The legislative task force outlined its pitch for the center in a new report released on Dec. 3. Battista, who also co-chaired the task force, said it’s critical for the state to establish a center to identify the needs of the blue economy, and work out a road map to meet those needs so the related industries can grow.
“The center is the right entity I think to pull together those conversations, to pull together and do the work to say, ‘Here’s what we need to do to support the blue economy and advance the blue economy through the State of Maine,’” he said.
The state legislature first created the task force last year to study and define the blue economy. In January of 2025, the task force released an initial report grouping the blue economy into five sectors – aquaculture and marine vegetation, marine biotechnology, ocean data and marine research, resilient coastal infrastructure and sustainable boatbuilding and marine propulsion.
Battista said the task force did not focus on the fishing industry, but only because that industry already has lobbying groups and other organizations doing what he wants to see the center doing for other marine-based industries.
“The blue economy is broader than these five sectors listed here,” he said. “These are just the ones that have had lower levels of attention pointed at them in the last years at the state.”
Willy Leathers, co-owner of Maine Ocean Farms in Freeport, has been farming oysters for the past 10 years, and made headlines over the summer by launching an electric boat for carrying his harvests to market in Portland. He said Wednesday that he was not familiar with the task force’s work, but strongly supported the idea of a center dedicated to the blue economy in Maine.
“Anything that is focused on developing resources and a concerted effort for forward-looking planning and resource management and advocacy and promotion across the state is really important,” he said.
The center, the report’s authors wrote, would work with the various industries, identify what they need to grow, and establish a plan to make the growth happen. That, Battista said, could include everything from data collection to advocacy in Augusta to soliciting investment and fundraising.
Right now, Battista said, there are plenty of institutions, universities and other smaller organizations already doing this, but none of them are taking the holistic approach the blue economy needs.
“It’s not an issue that we can tackle at one institution or another institution,” he said. “It needs to be a statewide approach.”
Battista said he is particularly interested in what the center could learn about the needs of the workforces for boatbuilding and marine propulsion. He also thinks the center should focus on the needs of those working to protect the state’s coastline from storm damage.

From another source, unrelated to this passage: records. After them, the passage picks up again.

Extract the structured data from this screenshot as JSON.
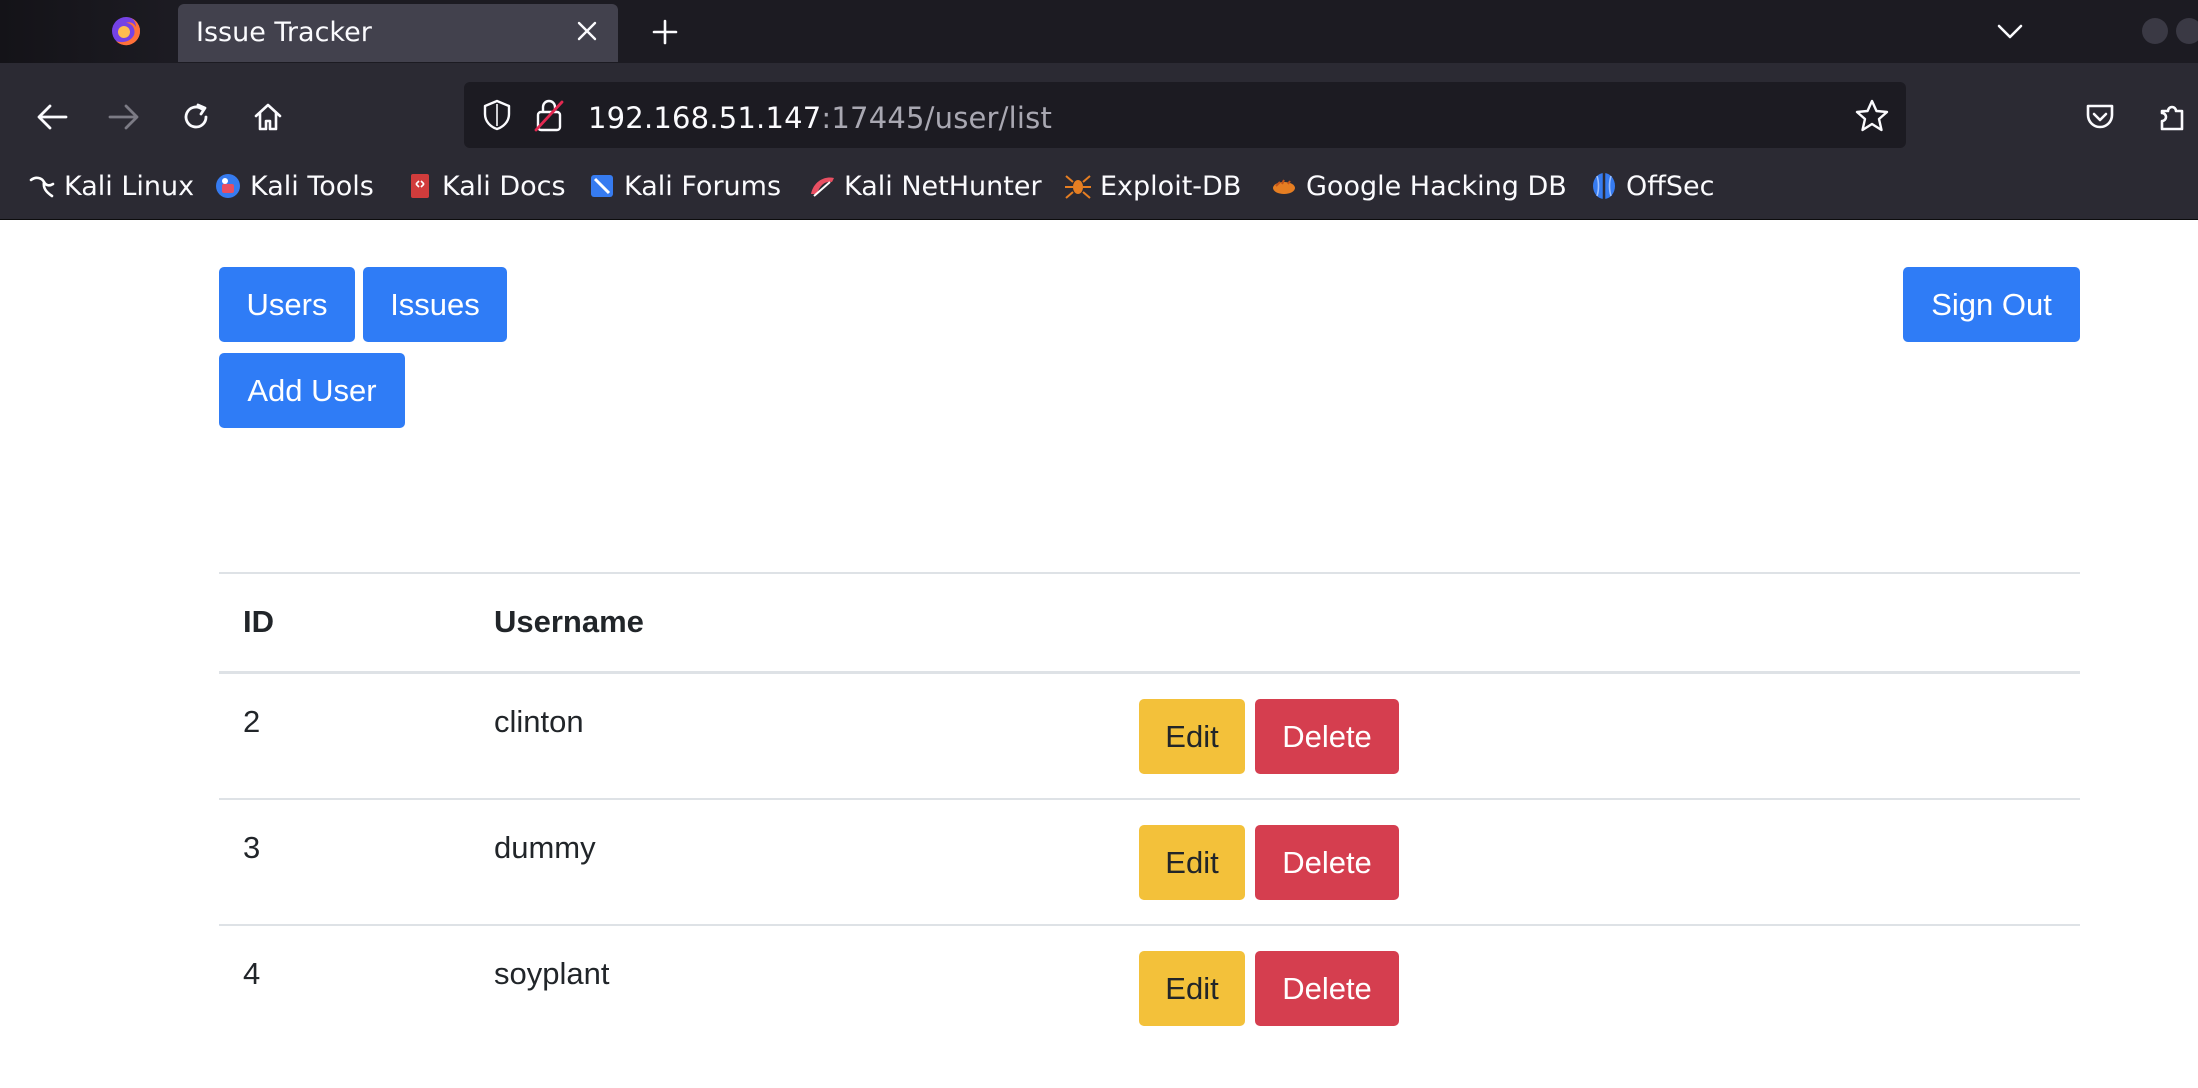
{
  "browser": {
    "tab_title": "Issue Tracker",
    "url_host": "192.168.51.147",
    "url_path": ":17445/user/list",
    "bookmarks": [
      {
        "label": "Kali Linux",
        "icon": "kali-dragon-icon"
      },
      {
        "label": "Kali Tools",
        "icon": "kali-tools-icon"
      },
      {
        "label": "Kali Docs",
        "icon": "kali-docs-icon"
      },
      {
        "label": "Kali Forums",
        "icon": "kali-forums-icon"
      },
      {
        "label": "Kali NetHunter",
        "icon": "kali-nethunter-icon"
      },
      {
        "label": "Exploit-DB",
        "icon": "exploit-db-icon"
      },
      {
        "label": "Google Hacking DB",
        "icon": "ghdb-icon"
      },
      {
        "label": "OffSec",
        "icon": "offsec-icon"
      }
    ]
  },
  "nav": {
    "users_label": "Users",
    "issues_label": "Issues",
    "sign_out_label": "Sign Out",
    "add_user_label": "Add User"
  },
  "table": {
    "headers": {
      "id": "ID",
      "username": "Username"
    },
    "rows": [
      {
        "id": "2",
        "username": "clinton",
        "edit": "Edit",
        "delete": "Delete"
      },
      {
        "id": "3",
        "username": "dummy",
        "edit": "Edit",
        "delete": "Delete"
      },
      {
        "id": "4",
        "username": "soyplant",
        "edit": "Edit",
        "delete": "Delete"
      }
    ]
  },
  "colors": {
    "primary": "#2f7cf6",
    "warning": "#f3c13a",
    "danger": "#d53e4f",
    "chrome_dark": "#1c1b22",
    "chrome_toolbar": "#2b2a33"
  }
}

“We have no idea what the workforce needs are for those sectors and how to advance them or how to invest in them, and those two sectors I think are going to be critically important to the future of the state,” he said.
Leathers said he thinks the center could also serve to educate the public outside of the blue economy’s sectors.
“The blue economy aspect has a lot more breadth than some people may give it credit for,” he said.
Leathers said he also welcomes a center that could help bring new investments into sectors such as aquaculture.
“Unlocking some of those funding opportunities is the real next step,” he said.
With the task force’s report finished, it’s now up to the legislature to decide whether to establish the center. Ideally, Battista said, it would be created at the state level, funded with up to $1 million annually in state funding and housed at an institution such as the Maine Technology Institute.